Water has joined power as a primary determinant for AI data center site selection, according to Emergence Water and Nimbus executives. The shift reflects AI facilities' unprecedented rack densities requiring liquid cooling and reliable long-term water availability.
Key facts
- Water is a top priority for community data center approval.
- AI rack densities demand liquid cooling and reliable water.
- Construction phases require significant early water sourcing.
- Atmospheric water generation reduces municipal water dependence.
- Future infrastructure integrates water, power, and intelligent controls.
Water is rapidly evolving beyond its traditional role as a sustainability metric and becoming one of the primary determinants of where AI campuses can be built, how they are cooled, and how efficiently they will operate over the coming decade, according to executives from Emergence Water and Nimbus Advanced Process Cooling Systems speaking on the Data Center Frontier podcast According to Data Center Frontier.
"From a community perspective, water is absolutely the number one priority about where and why a data center gets built," said Emergence Water Chief Product Officer Leif Percifield. "From the developer, it's pretty binary. They either have water available to them—or they don't."
The New Cooling Calculus
Traditional enterprise data centers viewed water primarily through sustainability reporting or Power Usage Effectiveness (PUE) discussions.
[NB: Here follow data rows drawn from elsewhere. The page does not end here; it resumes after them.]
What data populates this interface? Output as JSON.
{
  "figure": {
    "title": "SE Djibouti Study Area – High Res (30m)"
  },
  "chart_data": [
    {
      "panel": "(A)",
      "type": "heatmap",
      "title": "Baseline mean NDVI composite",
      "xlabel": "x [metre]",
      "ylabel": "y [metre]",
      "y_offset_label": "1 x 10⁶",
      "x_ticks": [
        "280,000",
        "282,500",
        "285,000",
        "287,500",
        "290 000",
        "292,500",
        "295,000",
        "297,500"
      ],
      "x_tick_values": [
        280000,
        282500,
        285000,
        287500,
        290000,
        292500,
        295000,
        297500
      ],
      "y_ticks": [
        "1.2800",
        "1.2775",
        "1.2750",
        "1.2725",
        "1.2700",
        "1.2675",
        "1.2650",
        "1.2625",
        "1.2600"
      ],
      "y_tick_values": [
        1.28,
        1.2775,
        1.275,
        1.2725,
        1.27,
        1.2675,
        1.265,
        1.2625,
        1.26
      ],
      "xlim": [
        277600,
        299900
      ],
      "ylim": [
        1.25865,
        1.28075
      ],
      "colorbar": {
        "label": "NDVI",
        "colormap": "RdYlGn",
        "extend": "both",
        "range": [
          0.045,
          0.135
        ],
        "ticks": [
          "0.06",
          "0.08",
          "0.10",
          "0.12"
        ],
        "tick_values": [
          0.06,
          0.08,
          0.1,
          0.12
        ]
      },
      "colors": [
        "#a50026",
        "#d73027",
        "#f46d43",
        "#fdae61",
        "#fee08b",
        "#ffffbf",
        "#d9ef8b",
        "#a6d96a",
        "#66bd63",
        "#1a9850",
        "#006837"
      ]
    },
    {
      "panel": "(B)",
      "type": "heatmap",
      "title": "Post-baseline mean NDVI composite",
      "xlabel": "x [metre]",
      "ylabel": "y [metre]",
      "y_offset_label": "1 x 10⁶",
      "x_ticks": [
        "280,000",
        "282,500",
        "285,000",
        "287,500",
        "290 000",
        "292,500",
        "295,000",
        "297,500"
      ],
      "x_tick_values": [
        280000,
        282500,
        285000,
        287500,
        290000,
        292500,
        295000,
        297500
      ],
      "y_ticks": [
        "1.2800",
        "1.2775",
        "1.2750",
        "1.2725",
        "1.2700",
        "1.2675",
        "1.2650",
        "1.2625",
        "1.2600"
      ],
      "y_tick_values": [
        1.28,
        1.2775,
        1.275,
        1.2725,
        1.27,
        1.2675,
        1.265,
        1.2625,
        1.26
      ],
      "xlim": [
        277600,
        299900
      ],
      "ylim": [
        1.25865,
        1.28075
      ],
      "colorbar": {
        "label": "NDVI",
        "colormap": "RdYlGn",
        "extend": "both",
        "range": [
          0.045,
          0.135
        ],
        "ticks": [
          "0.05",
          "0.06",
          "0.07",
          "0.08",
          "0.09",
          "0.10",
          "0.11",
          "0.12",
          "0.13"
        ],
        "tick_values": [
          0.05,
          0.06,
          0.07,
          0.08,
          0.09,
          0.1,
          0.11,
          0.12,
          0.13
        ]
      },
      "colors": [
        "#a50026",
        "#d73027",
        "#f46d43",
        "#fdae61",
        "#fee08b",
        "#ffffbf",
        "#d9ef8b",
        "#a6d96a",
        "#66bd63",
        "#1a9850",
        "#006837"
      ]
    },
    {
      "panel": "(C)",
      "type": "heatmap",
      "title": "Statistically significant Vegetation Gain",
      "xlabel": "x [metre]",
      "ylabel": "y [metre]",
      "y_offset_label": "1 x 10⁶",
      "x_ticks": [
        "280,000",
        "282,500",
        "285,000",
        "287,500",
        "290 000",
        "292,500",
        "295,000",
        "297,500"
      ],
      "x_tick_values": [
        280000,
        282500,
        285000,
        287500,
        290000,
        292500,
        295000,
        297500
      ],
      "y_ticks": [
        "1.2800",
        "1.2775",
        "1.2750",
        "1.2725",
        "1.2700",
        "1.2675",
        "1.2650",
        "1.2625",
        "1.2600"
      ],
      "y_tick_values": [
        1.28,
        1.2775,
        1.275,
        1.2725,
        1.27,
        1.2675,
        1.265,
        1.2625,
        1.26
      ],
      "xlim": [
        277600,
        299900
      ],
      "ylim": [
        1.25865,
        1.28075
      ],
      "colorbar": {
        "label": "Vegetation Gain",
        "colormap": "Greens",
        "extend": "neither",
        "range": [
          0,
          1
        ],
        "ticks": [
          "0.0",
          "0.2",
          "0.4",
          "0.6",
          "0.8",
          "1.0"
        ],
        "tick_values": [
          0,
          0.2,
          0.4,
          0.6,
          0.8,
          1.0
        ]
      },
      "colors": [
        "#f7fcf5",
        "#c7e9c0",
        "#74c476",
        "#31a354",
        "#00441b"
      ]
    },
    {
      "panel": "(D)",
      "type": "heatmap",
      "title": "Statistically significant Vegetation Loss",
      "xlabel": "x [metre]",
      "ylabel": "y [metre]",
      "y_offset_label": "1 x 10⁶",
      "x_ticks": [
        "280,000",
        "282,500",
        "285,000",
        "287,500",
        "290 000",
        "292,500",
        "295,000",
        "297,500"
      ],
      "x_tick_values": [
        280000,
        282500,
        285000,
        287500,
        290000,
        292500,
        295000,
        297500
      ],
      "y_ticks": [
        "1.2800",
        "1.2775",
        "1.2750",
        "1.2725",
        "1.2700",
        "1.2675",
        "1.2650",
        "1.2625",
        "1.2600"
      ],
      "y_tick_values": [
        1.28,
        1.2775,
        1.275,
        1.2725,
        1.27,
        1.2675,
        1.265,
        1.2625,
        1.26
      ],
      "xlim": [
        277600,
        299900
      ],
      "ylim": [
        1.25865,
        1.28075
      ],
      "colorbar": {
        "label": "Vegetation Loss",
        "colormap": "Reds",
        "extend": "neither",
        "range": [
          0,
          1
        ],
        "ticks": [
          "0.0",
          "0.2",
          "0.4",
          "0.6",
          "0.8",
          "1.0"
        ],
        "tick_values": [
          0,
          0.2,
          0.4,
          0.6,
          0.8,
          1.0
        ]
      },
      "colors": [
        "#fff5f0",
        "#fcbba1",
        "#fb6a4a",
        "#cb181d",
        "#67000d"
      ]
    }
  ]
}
AI facilities operating at unprecedented rack densities have fundamentally altered that equation. Liquid cooling, hybrid cooling architectures and increasingly sophisticated thermal management strategies all place new emphasis on reliable long-term water availability.
Communities are beginning to scrutinize water usage with the same intensity previously reserved for electrical demand, Percifield says, with those conversations increasingly determining whether projects proceed.
Construction and Long-term Planning
Construction phases demand significant water volumes, highlighting the importance of early water sourcing and logistics planning. Long-term water planning now considers future regional changes, regulatory shifts, and climate impacts, similar to power infrastructure planning. Innovative solutions like atmospheric water generation and adiabatic cooling are reducing dependence on municipal water supplies and improving sustainability.
The partnership between Emergence Water and Nimbus illustrates how the industry is beginning to rethink water as core infrastructure rather than a utility. Future AI infrastructure will integrate water, power, and intelligent controls into a unified, climate-aware system tailored to regional needs.
This development parallels recent trends in AI data center scaling. As Epoch AI found, AI data center scale doubles every 7 months, placing immense strain on all infrastructure resources. While power has dominated conference discussions—with utilities becoming strategic partners around natural gas generation, small modular reactors, and microgrids—water is quietly following the same trajectory.
Unique Take: Water as the Unspoken Gatekeeper
While hyperscalers and developers have publicly fixated on power procurement as the binding constraint for AI infrastructure, water availability is emerging as a more localized, harder-to-solve bottleneck. Power can be generated on-site via gas turbines or SMRs; water sourcing requires aquifer rights, municipal agreements, or capital-intensive atmospheric generation. The Emergence Water-Nimbus partnership signals that the industry is belatedly recognizing water as a structural constraint that could slow AI campus buildout more than power shortages in water-scarce regions like the American Southwest or parts of Spain and Chile.
Key Takeaways
- Water joins power as AI data center site selection constraint, per Emergence Water and Nimbus.
- Communities now scrutinize water use like electrical demand, affecting campus viability.
What to watch
Watch for hyperscaler water procurement announcements and regional water rights acquisitions in the American Southwest and Spain over the next 12 months, and whether water availability begins to cap AI campus buildout plans in water-stressed regions.